Iron on iron: the symbolism is taken from the ancient process that still happens in my kitchen today. Whenever a knife (or sword, if that’s your thing) gets dull, you run it across another sharp metal surface, and soon two useless dull pieces of metal become useful sharpening tools, each one refined by the other for mutual good.
I lost my knife sharpener for years and finally picked one up recently. I had no idea how dull and ineffective my knives had become until I vigorously pulled their blades against that metal rod and then sliced through a tomato.
It flew through the tomato in one slash. My jaw dropped. My knife was so happy! It was finally serving its purpose again! Why had I left it sitting there, dull, boring, and inefficient for so long? It was meant to be sharp.
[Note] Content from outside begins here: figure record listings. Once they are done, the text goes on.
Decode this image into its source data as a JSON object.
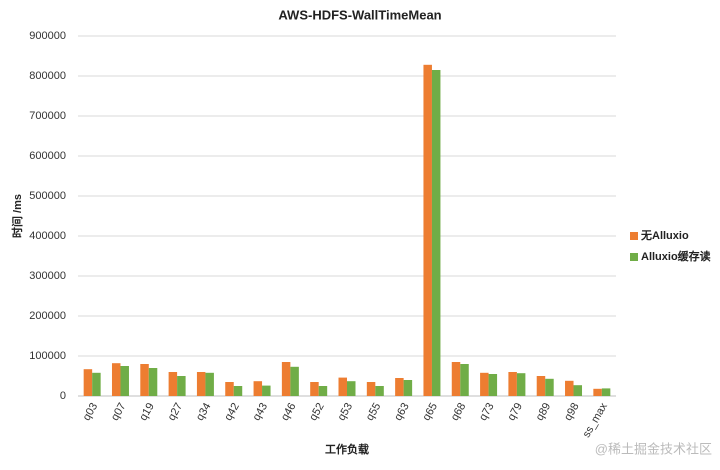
{
  "chart_data": {
    "type": "bar",
    "title": "AWS-HDFS-WallTimeMean",
    "x_label": "工作负载",
    "y_label": "时间 /ms",
    "categories": [
      "q03",
      "q07",
      "q19",
      "q27",
      "q34",
      "q42",
      "q43",
      "q46",
      "q52",
      "q53",
      "q55",
      "q63",
      "q65",
      "q68",
      "q73",
      "q79",
      "q89",
      "q98",
      "ss_max"
    ],
    "series": [
      {
        "name": "无Alluxio",
        "color": "#ed7d31",
        "values": [
          67000,
          82000,
          80000,
          60000,
          60000,
          35000,
          37000,
          85000,
          35000,
          46000,
          35000,
          45000,
          828000,
          85000,
          58000,
          60000,
          50000,
          38000,
          18000
        ]
      },
      {
        "name": "Alluxio缓存读",
        "color": "#70ad47",
        "values": [
          58000,
          75000,
          70000,
          50000,
          58000,
          25000,
          26000,
          73000,
          25000,
          37000,
          25000,
          40000,
          815000,
          80000,
          55000,
          57000,
          43000,
          27000,
          19000
        ]
      }
    ],
    "ylim": [
      0,
      900000
    ],
    "yticks": [
      0,
      100000,
      200000,
      300000,
      400000,
      500000,
      600000,
      700000,
      800000,
      900000
    ],
    "grid": true,
    "legend": "right",
    "watermark": "@稀土掘金技术社区"
  }
}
When you add accountability to the necessary proximity and transparency we’ve addressed, you unleash a new level of potency in your life. You grow sharper, more effective. You change. As we will talk about in the next chapter, healthy relationships thrive when they are connected to a shared mission and purpose. But if you skip this practice of accountability, you miss the whole point. You miss being sharpened and made more effective for that purpose.
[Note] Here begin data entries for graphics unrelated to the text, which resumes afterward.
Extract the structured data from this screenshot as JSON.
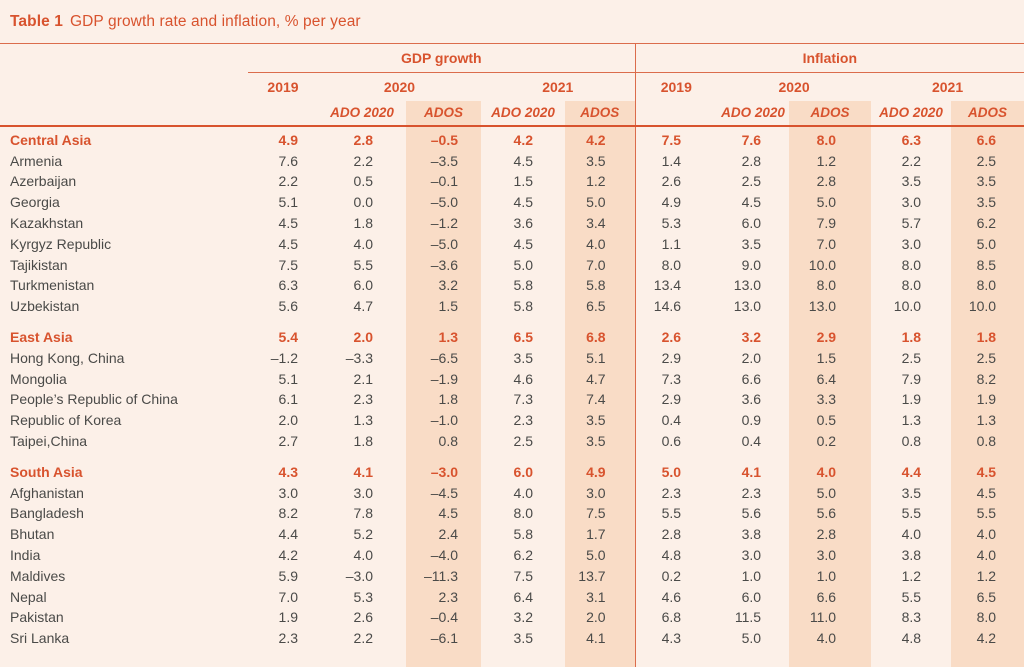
{
  "title": {
    "label": "Table 1",
    "text": "GDP growth rate and inflation, % per year"
  },
  "colors": {
    "accent": "#D8532E",
    "rule_line": "#DB6C4B",
    "shaded_column": "#F9DCC6",
    "background": "#FCF0E8",
    "value_text": "#4A4A48"
  },
  "table": {
    "groups": [
      {
        "label": "GDP growth"
      },
      {
        "label": "Inflation"
      }
    ],
    "years": [
      "2019",
      "2020",
      "2021"
    ],
    "sub_headers": [
      "ADO 2020",
      "ADOS"
    ],
    "rows": [
      {
        "name": "Central Asia",
        "region": true,
        "gdp": [
          "4.9",
          "2.8",
          "–0.5",
          "4.2",
          "4.2"
        ],
        "inflation": [
          "7.5",
          "7.6",
          "8.0",
          "6.3",
          "6.6"
        ]
      },
      {
        "name": "Armenia",
        "gdp": [
          "7.6",
          "2.2",
          "–3.5",
          "4.5",
          "3.5"
        ],
        "inflation": [
          "1.4",
          "2.8",
          "1.2",
          "2.2",
          "2.5"
        ]
      },
      {
        "name": "Azerbaijan",
        "gdp": [
          "2.2",
          "0.5",
          "–0.1",
          "1.5",
          "1.2"
        ],
        "inflation": [
          "2.6",
          "2.5",
          "2.8",
          "3.5",
          "3.5"
        ]
      },
      {
        "name": "Georgia",
        "gdp": [
          "5.1",
          "0.0",
          "–5.0",
          "4.5",
          "5.0"
        ],
        "inflation": [
          "4.9",
          "4.5",
          "5.0",
          "3.0",
          "3.5"
        ]
      },
      {
        "name": "Kazakhstan",
        "gdp": [
          "4.5",
          "1.8",
          "–1.2",
          "3.6",
          "3.4"
        ],
        "inflation": [
          "5.3",
          "6.0",
          "7.9",
          "5.7",
          "6.2"
        ]
      },
      {
        "name": "Kyrgyz Republic",
        "gdp": [
          "4.5",
          "4.0",
          "–5.0",
          "4.5",
          "4.0"
        ],
        "inflation": [
          "1.1",
          "3.5",
          "7.0",
          "3.0",
          "5.0"
        ]
      },
      {
        "name": "Tajikistan",
        "gdp": [
          "7.5",
          "5.5",
          "–3.6",
          "5.0",
          "7.0"
        ],
        "inflation": [
          "8.0",
          "9.0",
          "10.0",
          "8.0",
          "8.5"
        ]
      },
      {
        "name": "Turkmenistan",
        "gdp": [
          "6.3",
          "6.0",
          "3.2",
          "5.8",
          "5.8"
        ],
        "inflation": [
          "13.4",
          "13.0",
          "8.0",
          "8.0",
          "8.0"
        ]
      },
      {
        "name": "Uzbekistan",
        "gdp": [
          "5.6",
          "4.7",
          "1.5",
          "5.8",
          "6.5"
        ],
        "inflation": [
          "14.6",
          "13.0",
          "13.0",
          "10.0",
          "10.0"
        ]
      },
      {
        "name": "East Asia",
        "region": true,
        "gap": true,
        "gdp": [
          "5.4",
          "2.0",
          "1.3",
          "6.5",
          "6.8"
        ],
        "inflation": [
          "2.6",
          "3.2",
          "2.9",
          "1.8",
          "1.8"
        ]
      },
      {
        "name": "Hong Kong, China",
        "gdp": [
          "–1.2",
          "–3.3",
          "–6.5",
          "3.5",
          "5.1"
        ],
        "inflation": [
          "2.9",
          "2.0",
          "1.5",
          "2.5",
          "2.5"
        ]
      },
      {
        "name": "Mongolia",
        "gdp": [
          "5.1",
          "2.1",
          "–1.9",
          "4.6",
          "4.7"
        ],
        "inflation": [
          "7.3",
          "6.6",
          "6.4",
          "7.9",
          "8.2"
        ]
      },
      {
        "name": "People’s Republic of China",
        "gdp": [
          "6.1",
          "2.3",
          "1.8",
          "7.3",
          "7.4"
        ],
        "inflation": [
          "2.9",
          "3.6",
          "3.3",
          "1.9",
          "1.9"
        ]
      },
      {
        "name": "Republic of Korea",
        "gdp": [
          "2.0",
          "1.3",
          "–1.0",
          "2.3",
          "3.5"
        ],
        "inflation": [
          "0.4",
          "0.9",
          "0.5",
          "1.3",
          "1.3"
        ]
      },
      {
        "name": "Taipei,China",
        "gdp": [
          "2.7",
          "1.8",
          "0.8",
          "2.5",
          "3.5"
        ],
        "inflation": [
          "0.6",
          "0.4",
          "0.2",
          "0.8",
          "0.8"
        ]
      },
      {
        "name": "South Asia",
        "region": true,
        "gap": true,
        "gdp": [
          "4.3",
          "4.1",
          "–3.0",
          "6.0",
          "4.9"
        ],
        "inflation": [
          "5.0",
          "4.1",
          "4.0",
          "4.4",
          "4.5"
        ]
      },
      {
        "name": "Afghanistan",
        "gdp": [
          "3.0",
          "3.0",
          "–4.5",
          "4.0",
          "3.0"
        ],
        "inflation": [
          "2.3",
          "2.3",
          "5.0",
          "3.5",
          "4.5"
        ]
      },
      {
        "name": "Bangladesh",
        "gdp": [
          "8.2",
          "7.8",
          "4.5",
          "8.0",
          "7.5"
        ],
        "inflation": [
          "5.5",
          "5.6",
          "5.6",
          "5.5",
          "5.5"
        ]
      },
      {
        "name": "Bhutan",
        "gdp": [
          "4.4",
          "5.2",
          "2.4",
          "5.8",
          "1.7"
        ],
        "inflation": [
          "2.8",
          "3.8",
          "2.8",
          "4.0",
          "4.0"
        ]
      },
      {
        "name": "India",
        "gdp": [
          "4.2",
          "4.0",
          "–4.0",
          "6.2",
          "5.0"
        ],
        "inflation": [
          "4.8",
          "3.0",
          "3.0",
          "3.8",
          "4.0"
        ]
      },
      {
        "name": "Maldives",
        "gdp": [
          "5.9",
          "–3.0",
          "–11.3",
          "7.5",
          "13.7"
        ],
        "inflation": [
          "0.2",
          "1.0",
          "1.0",
          "1.2",
          "1.2"
        ]
      },
      {
        "name": "Nepal",
        "gdp": [
          "7.0",
          "5.3",
          "2.3",
          "6.4",
          "3.1"
        ],
        "inflation": [
          "4.6",
          "6.0",
          "6.6",
          "5.5",
          "6.5"
        ]
      },
      {
        "name": "Pakistan",
        "gdp": [
          "1.9",
          "2.6",
          "–0.4",
          "3.2",
          "2.0"
        ],
        "inflation": [
          "6.8",
          "11.5",
          "11.0",
          "8.3",
          "8.0"
        ]
      },
      {
        "name": "Sri Lanka",
        "gdp": [
          "2.3",
          "2.2",
          "–6.1",
          "3.5",
          "4.1"
        ],
        "inflation": [
          "4.3",
          "5.0",
          "4.0",
          "4.8",
          "4.2"
        ]
      }
    ]
  }
}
Choose friends who have the potential to make you better.
Then allow them to do just that.
This might be the most radical thing I’ve said so far: all over the world and in all other generations, living a life of accountability is considered not the exception but the rule. It’s the thing Jey missed about living in Kenya—someone to catch him. And someone to catch his daughters, to love them enough to help them become the best possible version of themselves.
If you are a follower of Christ, your new self longs to be caught. We aren’t comfortable in our sin. We are a “new creation,” remember? “Therefore, if anyone is in Christ, he is a new creation. The old has passed away; behold, the new has come.”
And when our old selves are gone, we are never again at home in our sin.
We were wired to live in the light, to be known, seen, and challenged to live better lives.
When I recently took Cooper back to Rwanda for over a week, his aunties and surrogate tribal elders took it upon themselves to parent him. Auntie Alice and Pastor Fred were always with us and always correcting him and instructing him, teaching him, exhorting him to be his best.
When Cooper was showing off to a slew of street kids who were visibly impressed with him, Pastor Fred pulled him aside, knelt in front of him, and put his hands on my kid’s
shoulders. Gently he said, “Cooper, you are missing a great opportunity to ask these boys questions about their lives too. I know it feels good to be treated as though you are special, but these children are special as well. You have a responsibility to see them and to take an interest in them, just as Jesus would do, to show that you know how to engage with them, and listen to them, and care.”
My jaw dropped. I hadn’t asked Pastor Fred to coparent with me that week. He was just doing what
in his culture does. Believers in Rwanda collaborate, holding each other and anyone they love to the standard of Jesus and letting them know when they fall short. Whether aunties and uncles by blood or by choice, accountability is the language of village life.